Обратите внимание. У Платона божественен и совершенен родовой образ — идея человека. А эмпирический человек, то есть индивидуум, в той или иной степени всегда «не дотягивает» до родового эйдоса, хуже него. В христианстве же наоборот: индивидуальная личность, укорененная в сознании Бога, совершенна и божественна всегда, а его родовое, душевно-телесное начало отравлено порчей, наследуемой от Адама, она заставляет человека делать то, что ум его делать совсем не хочет.

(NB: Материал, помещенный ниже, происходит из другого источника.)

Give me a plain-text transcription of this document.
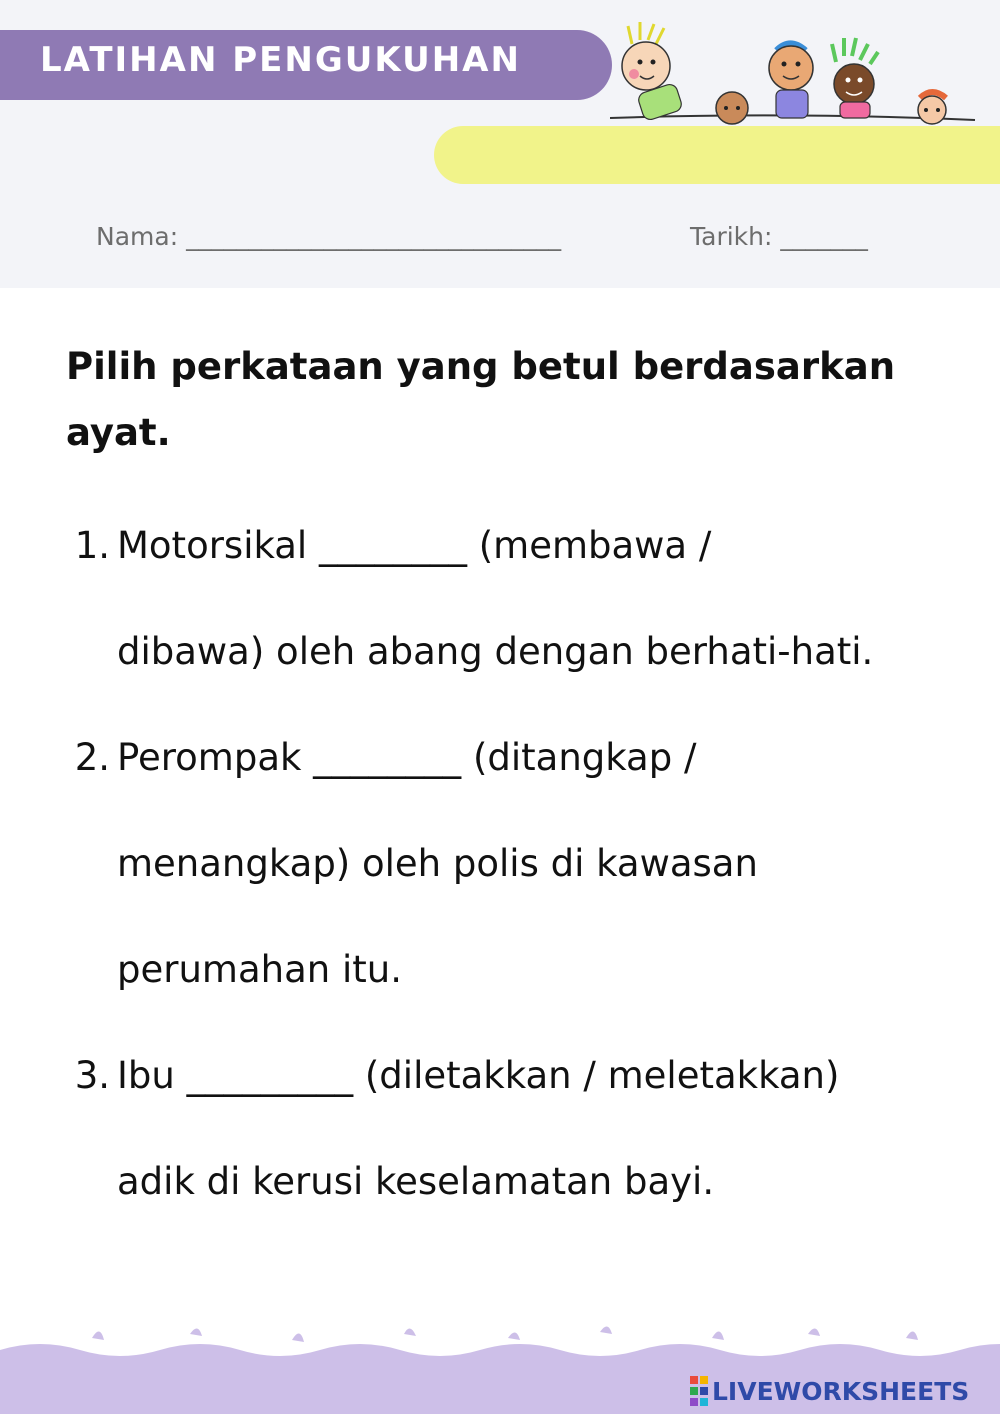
LATIHAN PENGUKUHAN
Nama: ______________________________	Tarikh: _______
Pilih perkataan yang betul berdasarkan
ayat.
1. Motorsikal ________ (membawa /
dibawa) oleh abang dengan berhati-hati.
2. Perompak ________ (ditangkap /
menangkap) oleh polis di kawasan
perumahan itu.
3. Ibu _________ (diletakkan / meletakkan)
adik di kerusi keselamatan bayi.
LIVEWORKSHEETS
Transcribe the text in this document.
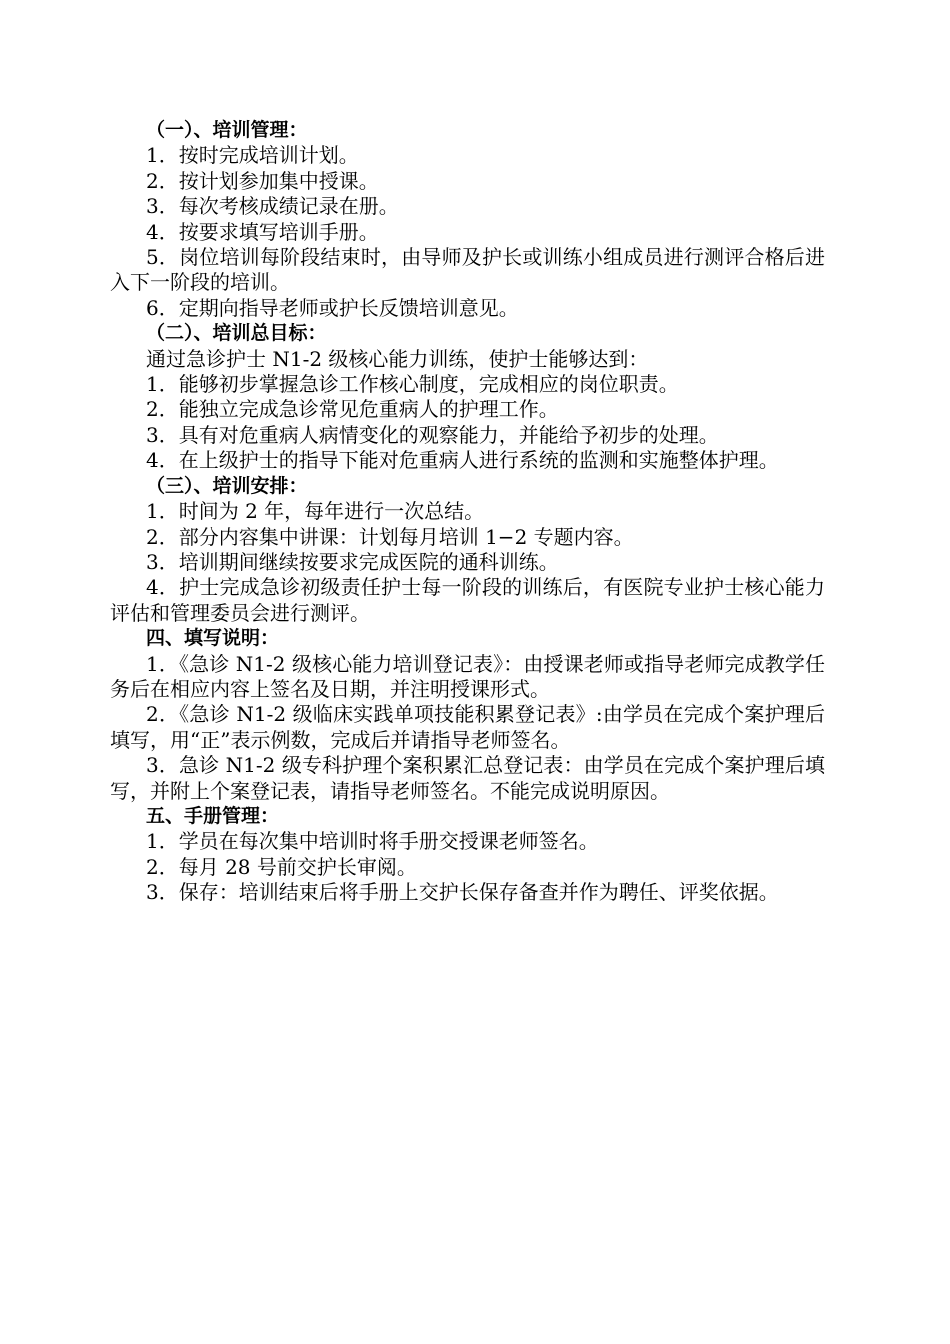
（一）、培训管理：
1．按时完成培训计划。
2．按计划参加集中授课。
3．每次考核成绩记录在册。
4．按要求填写培训手册。
5．岗位培训每阶段结束时，由导师及护长或训练小组成员进行测评合格后进入下一阶段的培训。
6．定期向指导老师或护长反馈培训意见。
（二）、培训总目标：
通过急诊护士 N1-2 级核心能力训练，使护士能够达到：
1．能够初步掌握急诊工作核心制度，完成相应的岗位职责。
2．能独立完成急诊常见危重病人的护理工作。
3．具有对危重病人病情变化的观察能力，并能给予初步的处理。
4．在上级护士的指导下能对危重病人进行系统的监测和实施整体护理。
（三）、培训安排：
1．时间为 2 年，每年进行一次总结。
2．部分内容集中讲课：计划每月培训 1−2 专题内容。
3．培训期间继续按要求完成医院的通科训练。
4．护士完成急诊初级责任护士每一阶段的训练后，有医院专业护士核心能力评估和管理委员会进行测评。
四、填写说明：
1．《急诊 N1-2 级核心能力培训登记表》：由授课老师或指导老师完成教学任务后在相应内容上签名及日期，并注明授课形式。
2．《急诊 N1-2 级临床实践单项技能积累登记表》:由学员在完成个案护理后填写，用“正”表示例数，完成后并请指导老师签名。
3．急诊 N1-2 级专科护理个案积累汇总登记表：由学员在完成个案护理后填写，并附上个案登记表，请指导老师签名。不能完成说明原因。
五、手册管理：
1．学员在每次集中培训时将手册交授课老师签名。
2．每月 28 号前交护长审阅。
3．保存：培训结束后将手册上交护长保存备查并作为聘任、评奖依据。
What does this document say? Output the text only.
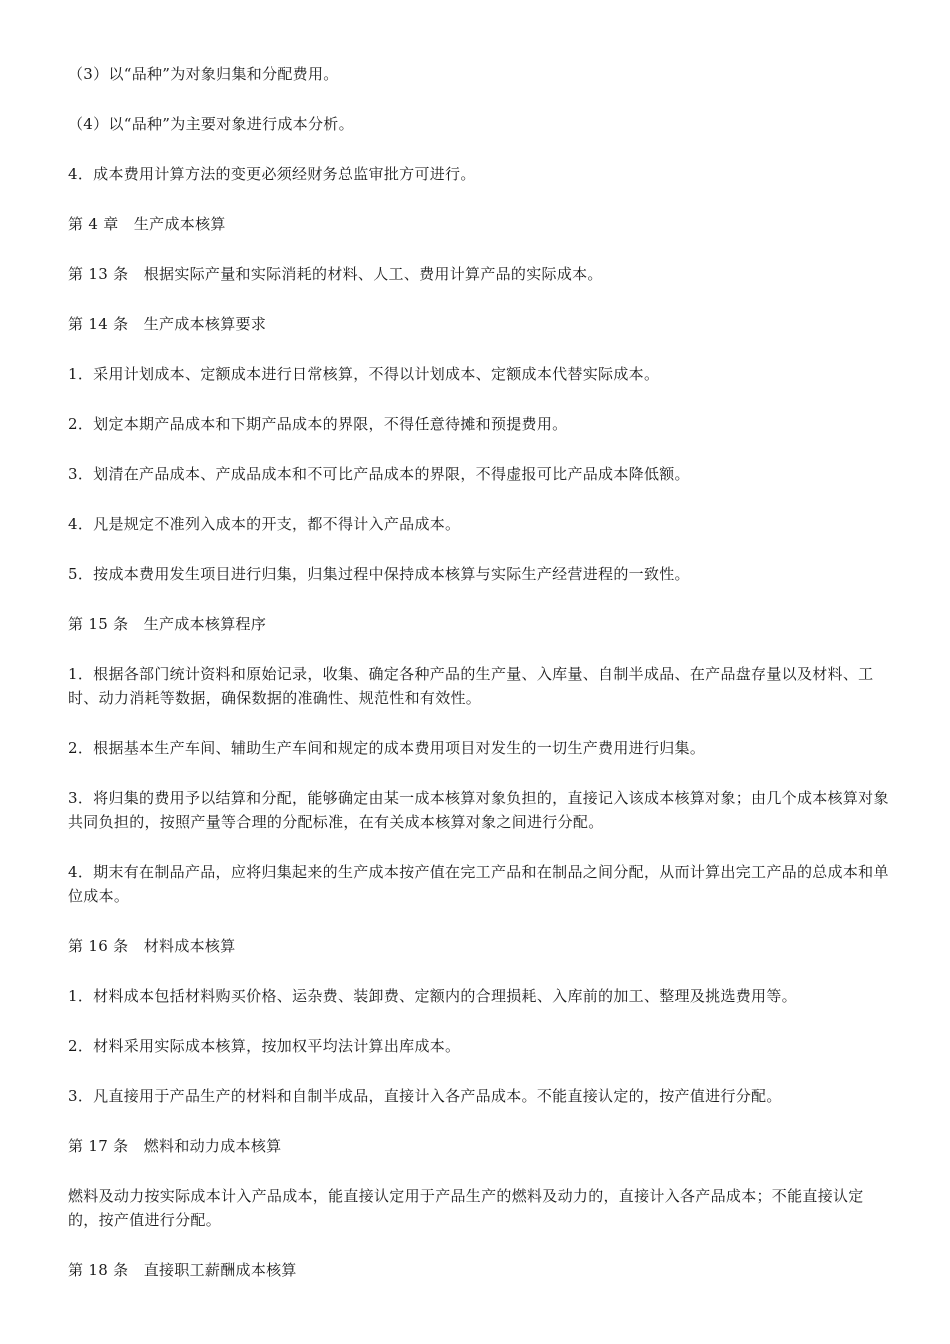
（3）以“品种”为对象归集和分配费用。

（4）以“品种”为主要对象进行成本分析。

4．成本费用计算方法的变更必须经财务总监审批方可进行。

第 4 章　生产成本核算

第 13 条　根据实际产量和实际消耗的材料、人工、费用计算产品的实际成本。

第 14 条　生产成本核算要求

1．采用计划成本、定额成本进行日常核算，不得以计划成本、定额成本代替实际成本。

2．划定本期产品成本和下期产品成本的界限，不得任意待摊和预提费用。

3．划清在产品成本、产成品成本和不可比产品成本的界限，不得虚报可比产品成本降低额。

4．凡是规定不准列入成本的开支，都不得计入产品成本。

5．按成本费用发生项目进行归集，归集过程中保持成本核算与实际生产经营进程的一致性。

第 15 条　生产成本核算程序

1．根据各部门统计资料和原始记录，收集、确定各种产品的生产量、入库量、自制半成品、在产品盘存量以及材料、工时、动力消耗等数据，确保数据的准确性、规范性和有效性。

2．根据基本生产车间、辅助生产车间和规定的成本费用项目对发生的一切生产费用进行归集。

3．将归集的费用予以结算和分配，能够确定由某一成本核算对象负担的，直接记入该成本核算对象；由几个成本核算对象共同负担的，按照产量等合理的分配标准，在有关成本核算对象之间进行分配。

4．期末有在制品产品，应将归集起来的生产成本按产值在完工产品和在制品之间分配，从而计算出完工产品的总成本和单位成本。

第 16 条　材料成本核算

1．材料成本包括材料购买价格、运杂费、装卸费、定额内的合理损耗、入库前的加工、整理及挑选费用等。

2．材料采用实际成本核算，按加权平均法计算出库成本。

3．凡直接用于产品生产的材料和自制半成品，直接计入各产品成本。不能直接认定的，按产值进行分配。

第 17 条　燃料和动力成本核算

燃料及动力按实际成本计入产品成本，能直接认定用于产品生产的燃料及动力的，直接计入各产品成本；不能直接认定的，按产值进行分配。

第 18 条　直接职工薪酬成本核算
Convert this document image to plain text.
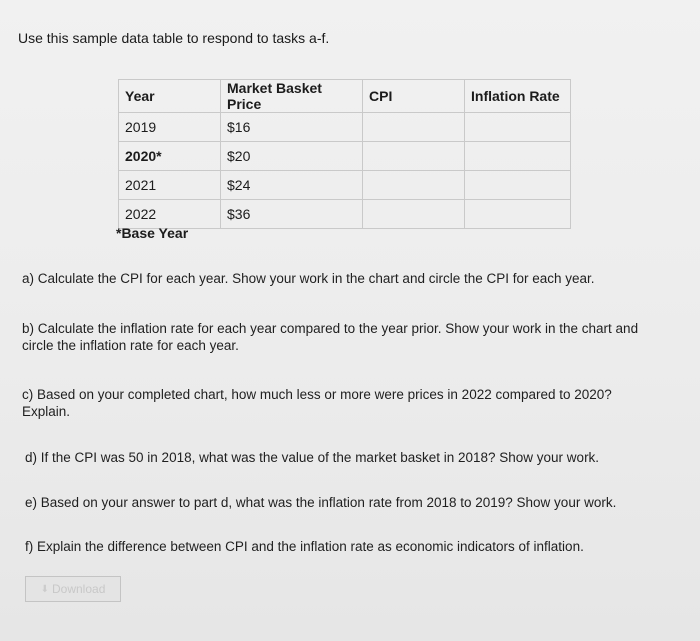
Use this sample data table to respond to tasks a-f.
Year	Market Basket Price	CPI	Inflation Rate
2019	$16		
2020*	$20		
2021	$24		
2022	$36		
*Base Year
a) Calculate the CPI for each year. Show your work in the chart and circle the CPI for each year.
b) Calculate the inflation rate for each year compared to the year prior. Show your work in the chart and circle the inflation rate for each year.
c) Based on your completed chart, how much less or more were prices in 2022 compared to 2020? Explain.
d) If the CPI was 50 in 2018, what was the value of the market basket in 2018? Show your work.
e) Based on your answer to part d, what was the inflation rate from 2018 to 2019? Show your work.
f) Explain the difference between CPI and the inflation rate as economic indicators of inflation.
⬇ Download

Вот поэтому и восклицает Павел: «Бедный я человек!» Можно, с немалой, впрочем, долей упрощения, вынося за скобки всю аскетику, сказать: Платон видит искаженные страстями личины на совершенном лике Человека-идеи (как маски греческого театра, меняемые по ходу драмы), а апостол Павел видит божественно прекрасный лик каждого человека над пучиной родовой порчи, скрываемой этим благостным ликом.
«Грех, поразив природу человека, вдвинул в существо человека неизбежность противопоставления или противоборства личности и природы, — рассуждает протоиерей Василий Зеньковский. — Различение личности и природы в человеке позволяет нам отнести сферу греха к природе человека, не затрагивая момента личности, и это ведет нас к пониманию, что образ Божий надо видеть как раз в личности, а не в духовной сфере вообще»[114].